Plaintiff admits that he confirmed the false contact information that the representative had on file so that the representative would prolong and continue the call. (Dep. Johansen [DE 40-1] at 150:21-151:1.) Plaintiff admits that his “typical practice” includes “confirming whatever information a telemarketer has on [him], whether accurate or not.” ( 163:16-25.)

Plaintiff readily admits that his conduct during the May 27, 2020 and June 2, 2020 telephone conversations was deceptive. (Pl. Johansen [DE 40-1] at 171:11-14.) Plaintiff intentionally prolonged and continued the telephone conversations by posing as Defendant’s customer, interested in a vacation package. (See id. at 99:4-100: 25.) Plaintiff also admits that he believes deception is appropriate behavior for a class representative. (Id. at 172:1-5.)

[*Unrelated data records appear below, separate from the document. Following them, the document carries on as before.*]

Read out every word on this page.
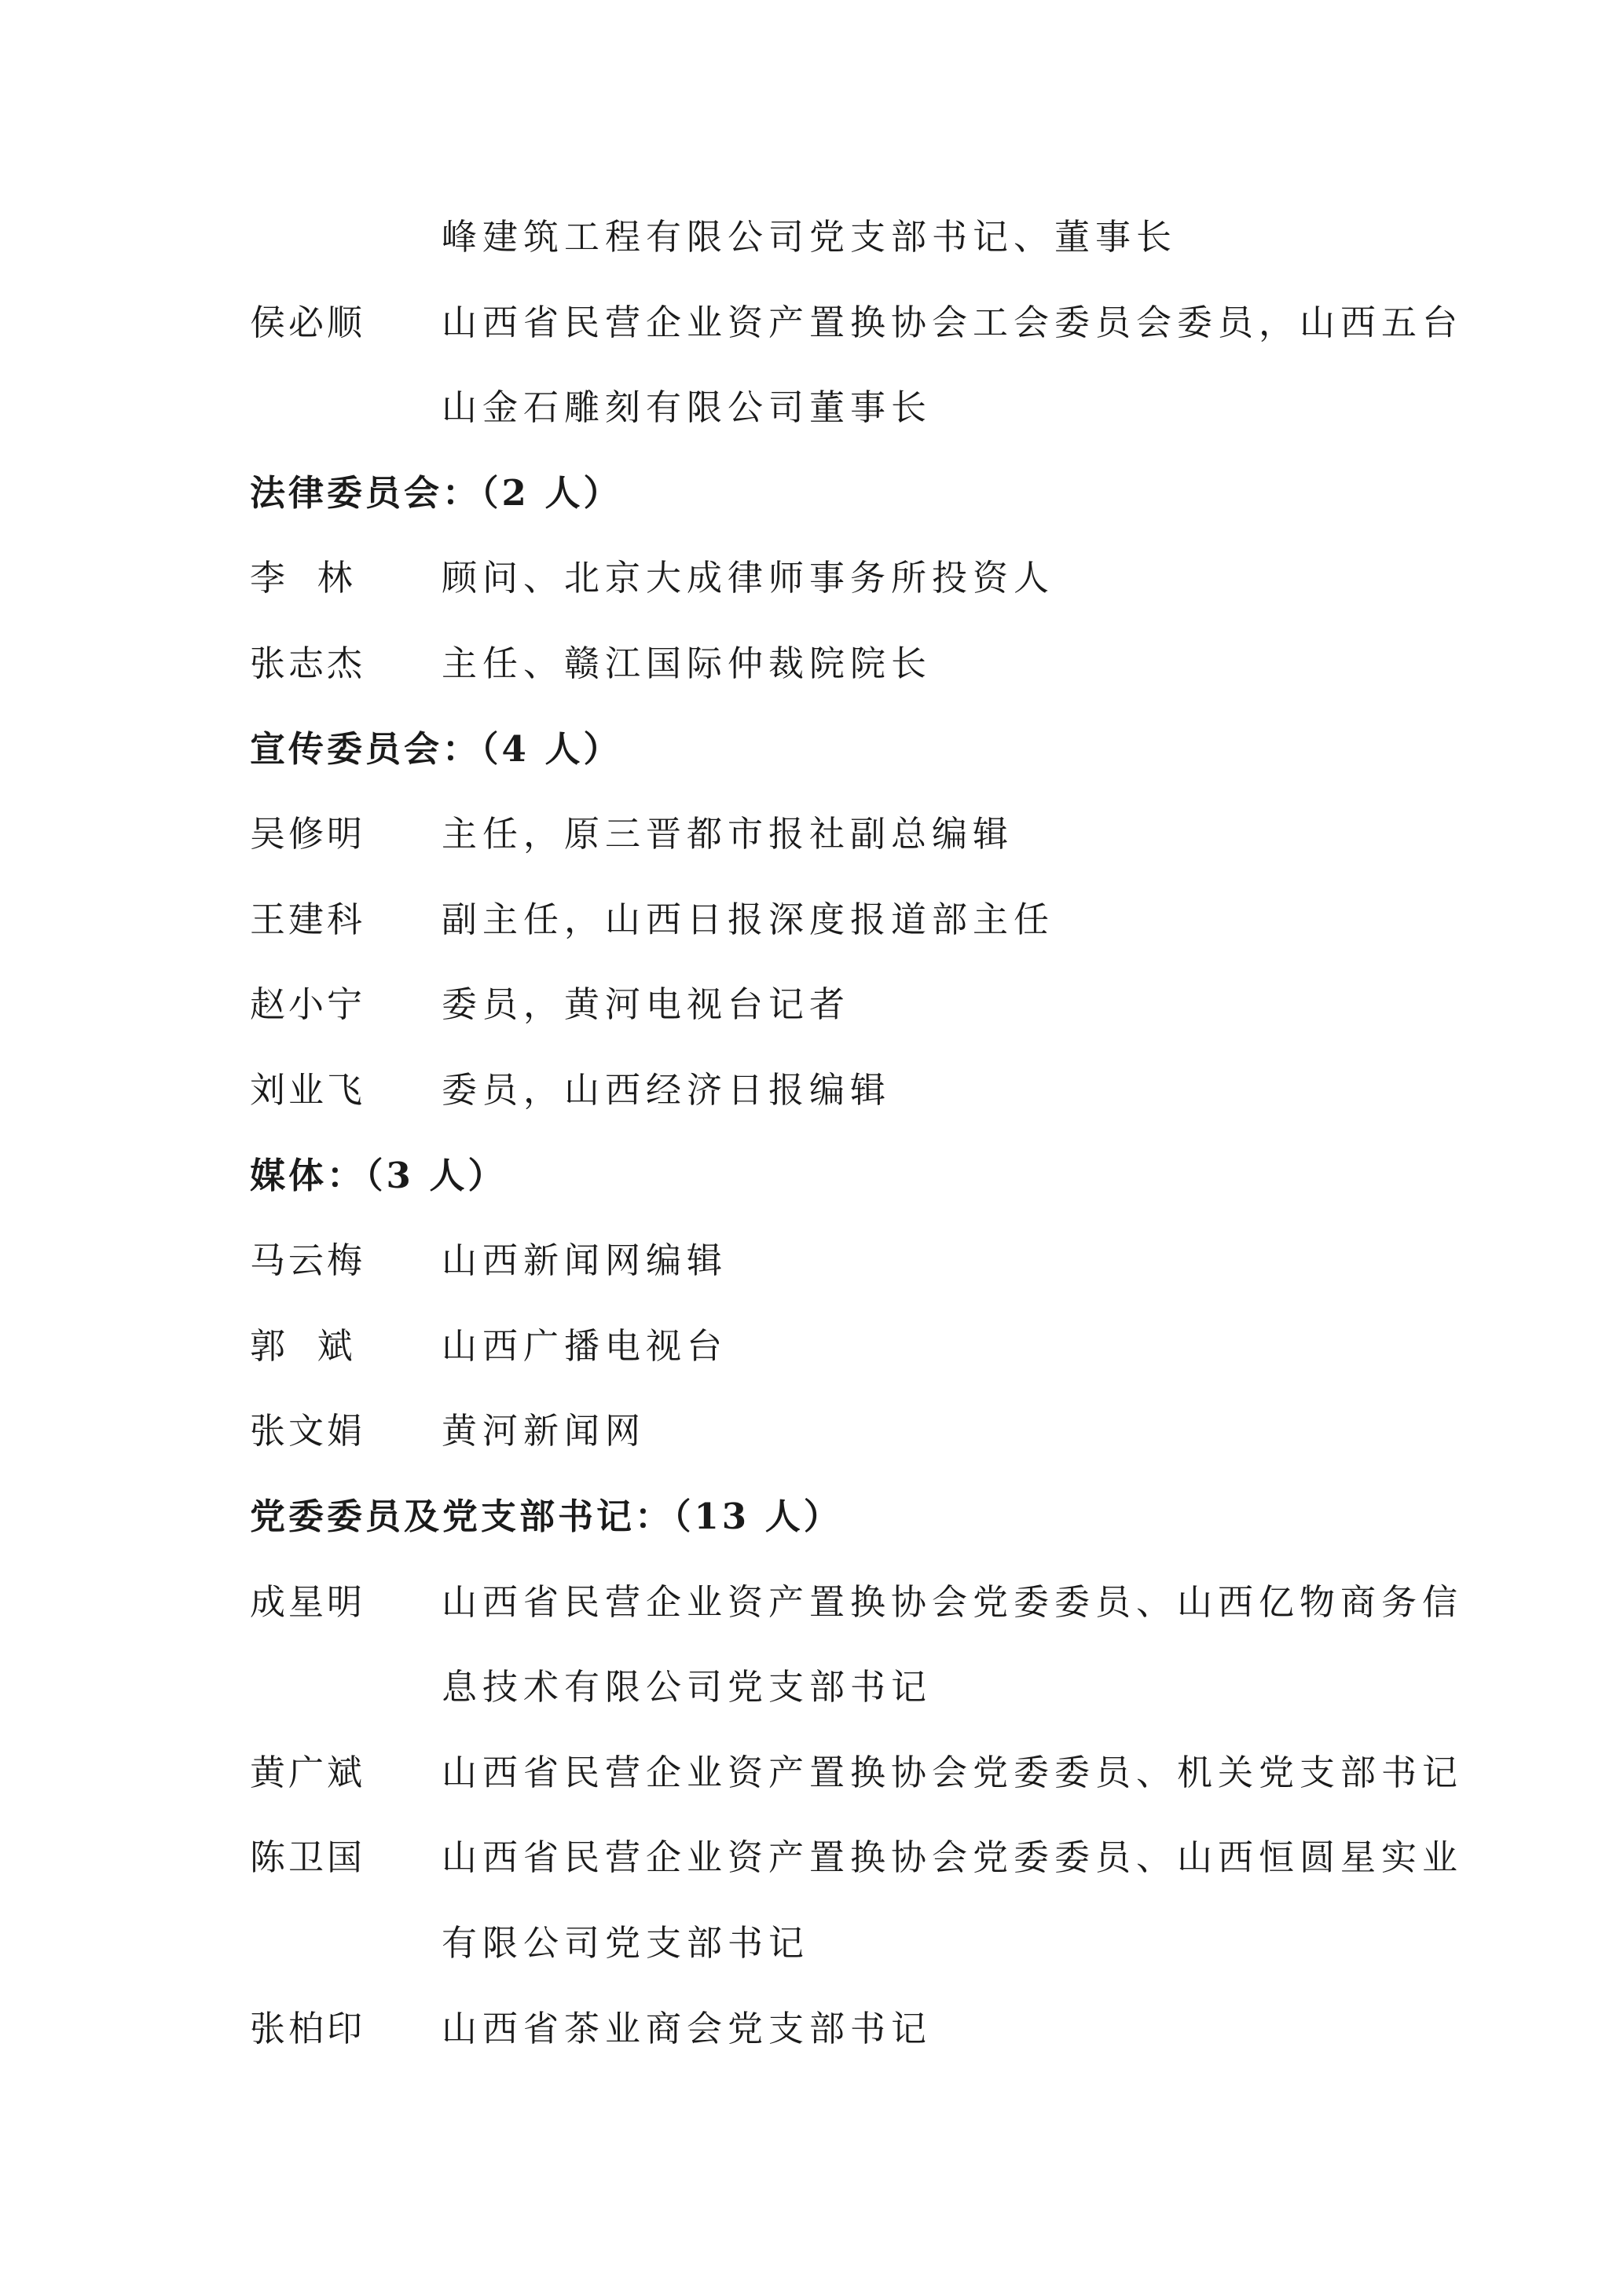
峰建筑工程有限公司党支部书记、董事长
侯必顺 山西省民营企业资产置换协会工会委员会委员，山西五台
山金石雕刻有限公司董事长
法律委员会：（2 人）
李  林 顾问、北京大成律师事务所投资人
张志杰 主任、赣江国际仲裁院院长
宣传委员会：（4 人）
吴修明 主任，原三晋都市报社副总编辑
王建科 副主任，山西日报深度报道部主任
赵小宁 委员，黄河电视台记者
刘业飞 委员，山西经济日报编辑
媒体：（3 人）
马云梅 山西新闻网编辑
郭  斌 山西广播电视台
张文娟 黄河新闻网
党委委员及党支部书记：（13 人）
成星明 山西省民营企业资产置换协会党委委员、山西亿物商务信
息技术有限公司党支部书记
黄广斌 山西省民营企业资产置换协会党委委员、机关党支部书记
陈卫国 山西省民营企业资产置换协会党委委员、山西恒圆星实业
有限公司党支部书记
张柏印 山西省茶业商会党支部书记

Plaintiff’s claim differs from those of putative class members’ claims. The record clearly demonstrates the deceptive and dishonest tactics employed by Plaintiff to establish his claim. Thus, Plaintiff’s claim is inherently different that those of the putative class members who presumably did not use similarly deceitful methods.

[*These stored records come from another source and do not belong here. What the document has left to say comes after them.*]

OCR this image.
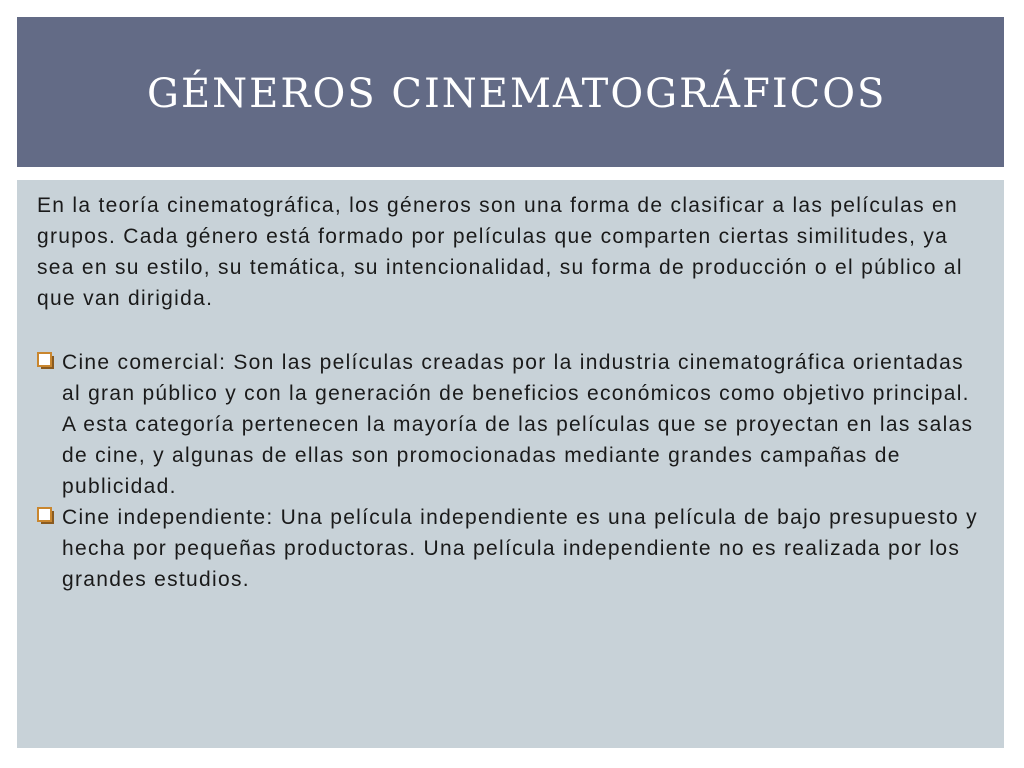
GÉNEROS CINEMATOGRÁFICOS

En la teoría cinematográfica, los géneros son una forma de clasificar a las películas en grupos. Cada género está formado por películas que comparten ciertas similitudes, ya sea en su estilo, su temática, su intencionalidad, su forma de producción o el público al que van dirigida.

Cine comercial: Son las películas creadas por la industria cinematográfica orientadas al gran público y con la generación de beneficios económicos como objetivo principal. A esta categoría pertenecen la mayoría de las películas que se proyectan en las salas de cine, y algunas de ellas son promocionadas mediante grandes campañas de publicidad.
Cine independiente: Una película independiente es una película de bajo presupuesto y hecha por pequeñas productoras. Una película independiente no es realizada por los grandes estudios.
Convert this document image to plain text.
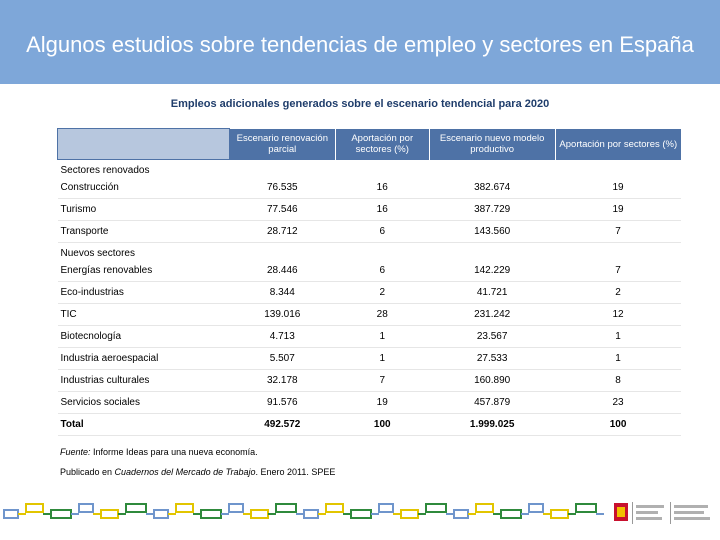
Algunos estudios sobre tendencias de empleo y sectores en España
Empleos adicionales generados sobre el escenario tendencial para 2020
	Escenario renovación parcial	Aportación por sectores (%)	Escenario nuevo modelo productivo	Aportación por sectores (%)
Sectores renovados				
Construcción	76.535	16	382.674	19
Turismo	77.546	16	387.729	19
Transporte	28.712	6	143.560	7
Nuevos sectores				
Energías renovables	28.446	6	142.229	7
Eco-industrias	8.344	2	41.721	2
TIC	139.016	28	231.242	12
Biotecnología	4.713	1	23.567	1
Industria aeroespacial	5.507	1	27.533	1
Industrias culturales	32.178	7	160.890	8
Servicios sociales	91.576	19	457.879	23
Total	492.572	100	1.999.025	100
Fuente: Informe Ideas para una nueva economía.
Publicado en Cuadernos del Mercado de Trabajo. Enero 2011. SPEE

The honesty of a class representative matters because a representative “is a fiduciary and . . . the interests of the class are ‘dependent on his diligence, wisdom[,] and integrity.’” Koppel, 191 F.R.D. at 368 (citing Cohen v. Beneficial Indus. Loan Corp., 337 U.S.
541, 549-50 (1949).

Defendant argues that Plaintiff is an inadequate representative because of his deceptive conduct. The Court agrees. Plaintiff readily admits that his conduct during the May 27, 2020 and June 2, 2020 telephone conversations was deceptive. (Pl. Dep. [DE 40-1] 171:11-14.) Plaintiff has what appears to be an extensive and profitable history with lawsuits involving TCPA claims. Plaintiff acknowledges that he has developed a “typical practice” of deceitful conduct used to succeed in prosecuting TCPA claims. Plaintiff poses as a customer of the entity responsible for initiating the telemarketing call and induces the representative into believing that he is, in fact, an established customer and genuinely interested in the product or service offer, thereby prolonging the purported injury that Plaintiff claims to have suffered and increasing the potential damages that he could, in theory, recover.

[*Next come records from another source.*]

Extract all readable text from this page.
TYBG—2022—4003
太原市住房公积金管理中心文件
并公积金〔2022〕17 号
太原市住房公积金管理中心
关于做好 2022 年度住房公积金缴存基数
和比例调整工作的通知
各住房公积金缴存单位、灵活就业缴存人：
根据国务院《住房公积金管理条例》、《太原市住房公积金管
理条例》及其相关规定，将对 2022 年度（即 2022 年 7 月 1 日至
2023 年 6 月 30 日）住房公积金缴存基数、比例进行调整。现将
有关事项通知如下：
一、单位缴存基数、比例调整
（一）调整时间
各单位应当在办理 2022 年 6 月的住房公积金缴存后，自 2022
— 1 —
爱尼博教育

Most concerning, during his deposition in the present lawsuit, Plaintiff admits that he believes that engaging in deception is appropriate behavior for a class representative. (Pl. Dep. [DE 40-1] 172:1-5.) Based on the foregoing, the Court has serious concerns about the Plaintiff’s credibility, honesty, trustworthiness, and motives in bringing forth this putative class action. Thus, the Court finds that the Plaintiff is an inadequate class representative.

Full decision here: Johansen v. Bluegreen Vacations Unlimited, Inc., No. 20-cv-81076-RS (S.D. Fla. Sept. 30, 2021) – [Doc 95] Order Denying Plaintiff’s Motion for Class Certification [9-30-21]

And so ends the long and profitable career of Ken Johansen as a TCPA class plaintiff.

The playbook is established.

No more repeat TCPA class reps get any more settlement dollars from now on.



1 Comment

  1. WOW!!! Amending the complaint to include the 7 calls received AFTER the guy spoke to a live agent and expressed interest???!!! Definitely expected better of Paonich. Of course those additional calls don’t count, due to an EBR!!! Made the same comment on the “Canary Trap” blog page. And of course claims based on these additional calls are going to look deceptively manufactured!! On the flip side, for the plaintiff, of course one has to play along i.e. be deceptive with the robocaller, that is itself deceptive and hides itself behind fake names and spoofed numbers!!! How else to identify them??!! Now because of counsel’s poor decisions, this case is in direct conflict with Braver v. NorthStar Alarm Systems, LLC and Shelton v. Nat’l Gas & Elec., LLC. which have held that playing along with telemarketers in order to find out who they are is perfectly fine.